Command and output for above input would be:
$ mlr --ixtab --omd cat test2.txt
| Protein | family | length |
| --- | --- | --- |
| AAA | FAA | 300 |
| BBB | GAA | 240 |
Let us see how we can use this format conversion in biology. Let us say you have worked with KEGG proteins/enzymes and you have data in following format:
=================================================================
ENTRY EC 1.1.1.1 Enzyme
NAME alcohol dehydrogenase;
CLASS Oxidoreductases;
SYSNAME alcohol:NAD+ oxidoreductase
REACTION (1) a primary alcohol + NAD+ = an aldehyde + NADH + H+ [RN:R00623];
ALL_REAC R00623 > R00754 R02124 R02878 R04805 R04880 R05233 R05234 R06917
R06927 R08281 R08306 R08557 R08558 R10783;
SUBSTRATE primary alcohol [CPD:C00226];
PRODUCT aldehyde [CPD:C00071];
ENTRY EC 1.1.1.157 Enzyme
NAME 3-hydroxybutyryl-CoA dehydrogenase;
CLASS Oxidoreductases;
SYSNAME (S)-3-hydroxybutanoyl-CoA:NADP+ oxidoreductase
REACTION (S)-3-hydroxybutanoyl-CoA + NADP+ = 3-acetoacetyl-CoA + NADPH + H+
[RN:R01976]
ALL_REAC R01976;
SUBSTRATE (S)-3-hydroxybutanoyl-CoA [CPD:C01144];
PRODUCT 3-acetoacetyl-CoA [CPD:C00332];
===================================================================
Let us what we have and what we want:
1) This data has two entries EC 1.1.1.1 and EC 1.1.1.157.

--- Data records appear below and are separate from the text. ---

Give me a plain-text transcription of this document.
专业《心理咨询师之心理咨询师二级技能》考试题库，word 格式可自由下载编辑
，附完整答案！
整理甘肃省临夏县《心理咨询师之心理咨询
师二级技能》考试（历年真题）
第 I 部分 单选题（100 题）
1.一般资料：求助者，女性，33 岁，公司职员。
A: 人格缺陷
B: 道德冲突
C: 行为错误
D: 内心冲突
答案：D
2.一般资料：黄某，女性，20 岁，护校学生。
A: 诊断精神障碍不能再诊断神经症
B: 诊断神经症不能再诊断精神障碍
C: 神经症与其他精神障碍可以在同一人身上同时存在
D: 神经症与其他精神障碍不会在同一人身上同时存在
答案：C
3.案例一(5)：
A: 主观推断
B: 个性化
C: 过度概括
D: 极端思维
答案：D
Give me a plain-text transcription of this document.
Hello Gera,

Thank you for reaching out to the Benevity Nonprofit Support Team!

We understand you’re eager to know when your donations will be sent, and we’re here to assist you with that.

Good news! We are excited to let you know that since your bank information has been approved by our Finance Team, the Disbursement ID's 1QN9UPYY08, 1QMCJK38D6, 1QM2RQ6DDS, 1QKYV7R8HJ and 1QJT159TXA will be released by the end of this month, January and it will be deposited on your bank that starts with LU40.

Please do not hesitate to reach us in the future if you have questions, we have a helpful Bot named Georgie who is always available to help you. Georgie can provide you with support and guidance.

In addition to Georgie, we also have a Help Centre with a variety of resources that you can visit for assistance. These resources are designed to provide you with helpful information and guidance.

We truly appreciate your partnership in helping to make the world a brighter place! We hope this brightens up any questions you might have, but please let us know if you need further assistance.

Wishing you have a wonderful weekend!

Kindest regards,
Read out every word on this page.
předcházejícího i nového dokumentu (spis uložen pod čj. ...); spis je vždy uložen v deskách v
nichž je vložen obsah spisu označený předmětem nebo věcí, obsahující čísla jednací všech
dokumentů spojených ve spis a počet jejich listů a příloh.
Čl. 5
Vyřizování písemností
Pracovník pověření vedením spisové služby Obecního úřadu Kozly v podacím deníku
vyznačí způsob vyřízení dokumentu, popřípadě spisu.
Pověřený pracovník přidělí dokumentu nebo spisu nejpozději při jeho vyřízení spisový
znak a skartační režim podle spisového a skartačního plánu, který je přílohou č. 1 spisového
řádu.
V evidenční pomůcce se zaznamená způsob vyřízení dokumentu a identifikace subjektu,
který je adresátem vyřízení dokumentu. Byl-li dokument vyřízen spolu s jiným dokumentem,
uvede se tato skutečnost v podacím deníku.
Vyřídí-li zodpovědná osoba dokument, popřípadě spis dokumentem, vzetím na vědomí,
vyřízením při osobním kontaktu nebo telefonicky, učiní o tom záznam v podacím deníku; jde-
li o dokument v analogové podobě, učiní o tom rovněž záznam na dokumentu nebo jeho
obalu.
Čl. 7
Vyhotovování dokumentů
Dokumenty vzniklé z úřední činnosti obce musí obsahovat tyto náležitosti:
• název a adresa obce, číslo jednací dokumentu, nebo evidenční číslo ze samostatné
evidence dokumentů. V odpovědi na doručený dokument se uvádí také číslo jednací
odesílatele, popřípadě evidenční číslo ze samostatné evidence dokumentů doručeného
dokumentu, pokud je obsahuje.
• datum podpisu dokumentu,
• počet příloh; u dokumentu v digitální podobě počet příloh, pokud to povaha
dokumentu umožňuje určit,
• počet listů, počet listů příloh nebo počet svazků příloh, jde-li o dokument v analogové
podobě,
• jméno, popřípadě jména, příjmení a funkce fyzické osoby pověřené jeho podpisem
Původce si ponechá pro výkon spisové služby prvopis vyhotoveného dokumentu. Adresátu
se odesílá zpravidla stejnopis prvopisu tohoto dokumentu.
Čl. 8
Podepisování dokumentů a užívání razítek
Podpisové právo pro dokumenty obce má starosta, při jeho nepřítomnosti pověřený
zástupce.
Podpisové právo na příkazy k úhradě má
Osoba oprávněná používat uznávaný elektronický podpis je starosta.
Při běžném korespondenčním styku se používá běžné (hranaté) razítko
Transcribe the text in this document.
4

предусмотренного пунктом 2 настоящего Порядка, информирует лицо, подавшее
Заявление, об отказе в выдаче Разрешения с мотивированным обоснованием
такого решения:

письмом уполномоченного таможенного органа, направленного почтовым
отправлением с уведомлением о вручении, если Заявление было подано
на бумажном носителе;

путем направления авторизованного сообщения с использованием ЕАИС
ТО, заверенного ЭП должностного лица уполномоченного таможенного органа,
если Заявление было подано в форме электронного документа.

2) Each entry has multiple descriptions such as name, class, reaction etc
*Please note ALL_REAC and REACTIO was in single line and since blogger template was
not wrapping it up nicely, i broke it into two lines.
What we want is
1) Remove enzyme entry
2) Convert this to tabular format in such a way the all the characteristics of protein/enzyme
are present as top rows and corresponding information is below each characteristic/
property. code for this is:
$ sed 's/\s\+/\t /;s/.*ENT/\n&/g;s/ /\t/g' test.txt | cut -f1,2 | mlr --ixtab --omd cat |
sed '2d;s/| //;s/\s*|\s*/\t/g'
Output would look like (when opened with libreoffice):
Now the characteristics of proteins are on first/top row and corresponding protein
information is below each row. Corresponding code is
mlr --ixtab --omd cat
and rest of the code is formatting with sed and others. If I am familiar with mlr much more, I would have done that part too with mlr. In above mlr command, input (ixtab) is xtab and output is (omd) is markdown and the output is printed on screen (cat).